I don't know where it came from, but my oldest daughter (7) not too long ago asked me to make cream soup for her. I don't think she'd ever had cream soup. And, us adults don't really make cream soup. So, it was one of those out-of-left-field moments. But, it was enough of a challenge to get me thinking of how to do it. As many of you know, we're not just GFCF, we're also soy-free. So, it's not like we can just jog down to the store and buy some. Anyway, I found a recipe and tinkered with it a little bit and I think it was successful. My daughter loved it and ate cream of chicken soup for two days. I'm not opposed to variety! I also did one better, I made it in the crock pot over the weekend. So, I dumped the food in the pot, turned it on, and left it all afternoon. I love 'easy' too.

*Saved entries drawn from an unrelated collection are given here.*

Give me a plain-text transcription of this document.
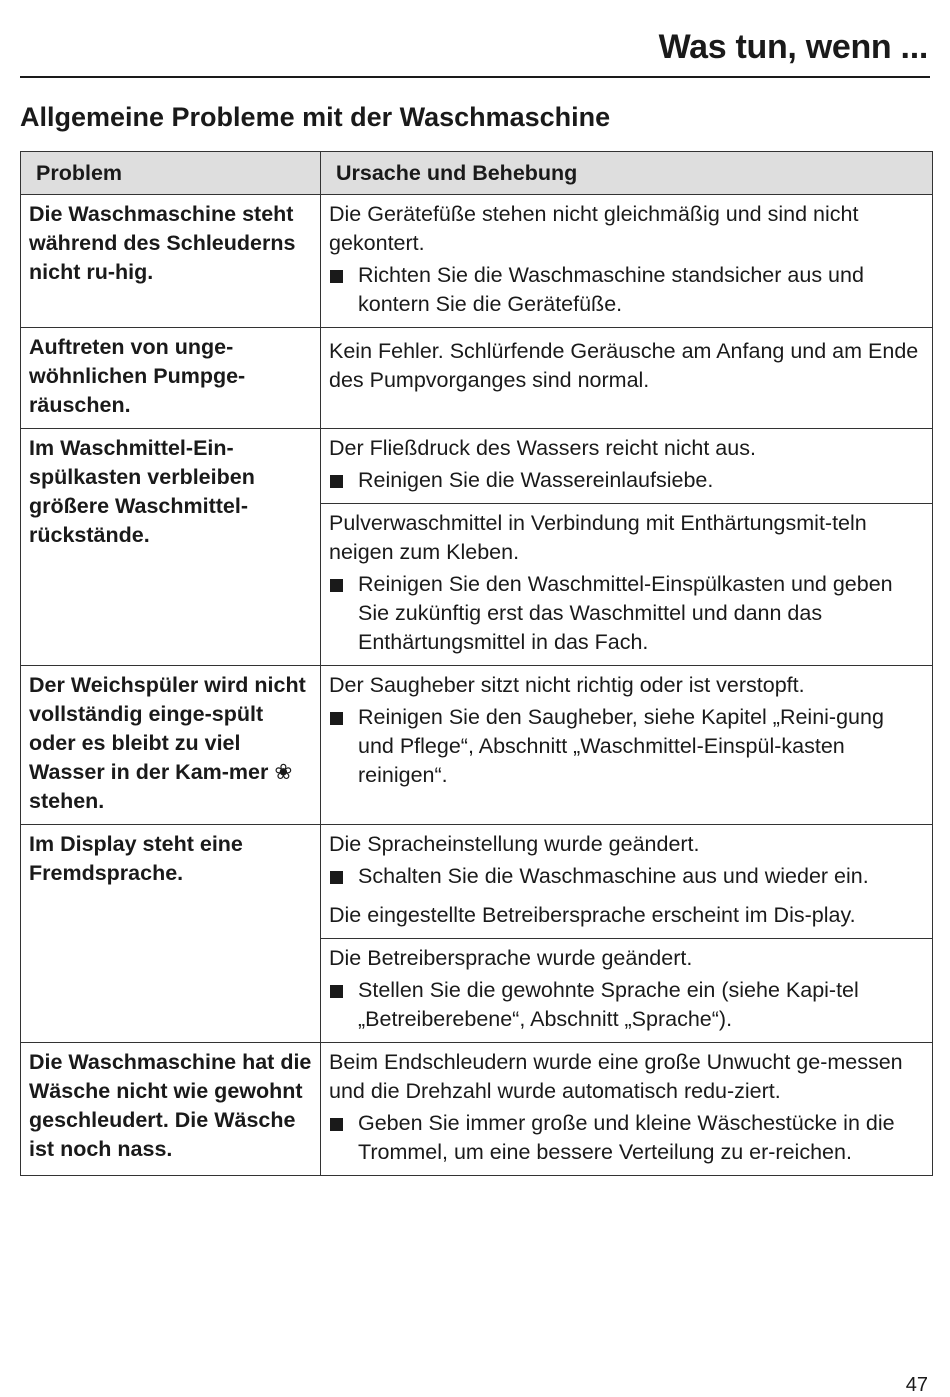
Was tun, wenn ...
Allgemeine Probleme mit der Waschmaschine
Problem	Ursache und Behebung
Die Waschmaschine steht während des Schleuderns nicht ru-hig.	Die Gerätefüße stehen nicht gleichmäßig und sind nicht gekontert.

Richten Sie die Waschmaschine standsicher aus und kontern Sie die Gerätefüße.

Auftreten von unge-wöhnlichen Pumpge-räuschen.	Kein Fehler. Schlürfende Geräusche am Anfang und am Ende des Pumpvorganges sind normal.

Im Waschmittel-Ein-spülkasten verbleiben größere Waschmittel-rückstände.	Der Fließdruck des Wassers reicht nicht aus.

Reinigen Sie die Wassereinlaufsiebe.

	Pulverwaschmittel in Verbindung mit Enthärtungsmit-teln neigen zum Kleben.

Reinigen Sie den Waschmittel-Einspülkasten und geben Sie zukünftig erst das Waschmittel und dann das Enthärtungsmittel in das Fach.

Der Weichspüler wird nicht vollständig einge-spült oder es bleibt zu viel Wasser in der Kam-mer ❀ stehen.	Der Saugheber sitzt nicht richtig oder ist verstopft.

Reinigen Sie den Saugheber, siehe Kapitel „Reini-gung und Pflege“, Abschnitt „Waschmittel-Einspül-kasten reinigen“.

Im Display steht eine Fremdsprache.	Die Spracheinstellung wurde geändert.

Schalten Sie die Waschmaschine aus und wieder ein.

Die eingestellte Betreibersprache erscheint im Dis-play.

	Die Betreibersprache wurde geändert.

Stellen Sie die gewohnte Sprache ein (siehe Kapi-tel „Betreiberebene“, Abschnitt „Sprache“).

Die Waschmaschine hat die Wäsche nicht wie gewohnt geschleudert. Die Wäsche ist noch nass.	Beim Endschleudern wurde eine große Unwucht ge-messen und die Drehzahl wurde automatisch redu-ziert.

Geben Sie immer große und kleine Wäschestücke in die Trommel, um eine bessere Verteilung zu er-reichen.
47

So, here's what I did. You might tinker more with the "cream" ingredients to fit your family's diet needs and preferences. For example, I used DariFree and corn starch. You might prefer rice milk or almond milk. And, you might avoid corn, so try potato starch or tapioca.
1 onion, chopped into chunks
sea salt and black pepper to taste
1 tsp basil
1 tsp thyme
1/2 tsp sage
About 2-3 pounds of chicken -- any kind you prefer (I used bone-in breasts with the skin removed and later, pulled the meat off and diced it into small pieces)
2-3 garlic pieces, crushed
5 1/2 cups of water
CF milk (I used DariFree -- I plan to try this with rice milk)
Corn starch -- GF of course
Place all ingredients, except the CF milk and corn starch in the slow cooker. Cook for four hours on high or 8-9 hours on low. Either way, I usually start the first hour on high.
When near-done, pull chicken out and cool. Remove meat from bones. I diced the meat into small pieces and put it back in the cooker.
Before serving, I pulled out the onions, since my kids won't eat them.
Now, to make the cream soup. I took about 2 cup servings and poured them from the crok into a small stove-top pot. I turned the heat onto low-medium.
In a small bowl, I put 1 tbsp of the corn starch and 2 tbsp of cold water and mixed with a fork until runny. I poured this into the pot and stirred.
Watch as this will thicken the soup quickly.
Once thickened, I poured about 1/4 cup of the CF milk into the mix and heated another minute or two.
The end result was a tasty chicken soup, thickened by the starch and "whitened" by the milk. Perfect.
Give it a shot.
A couple of notes ...
- first, this of course is easy to freeze too. If you like the basic soup in the crok, freeze it in portions, like in ice cube trays, for example.
- second, if you don't remove the skins, you'll need to take the added step of cooling the broth and removing some of the fat.
- last, if your child likes certain foods, this is a great way to get them in. Carrots, celery, mushrooms, potatoes, rice, etc. You can make just about cream of anything.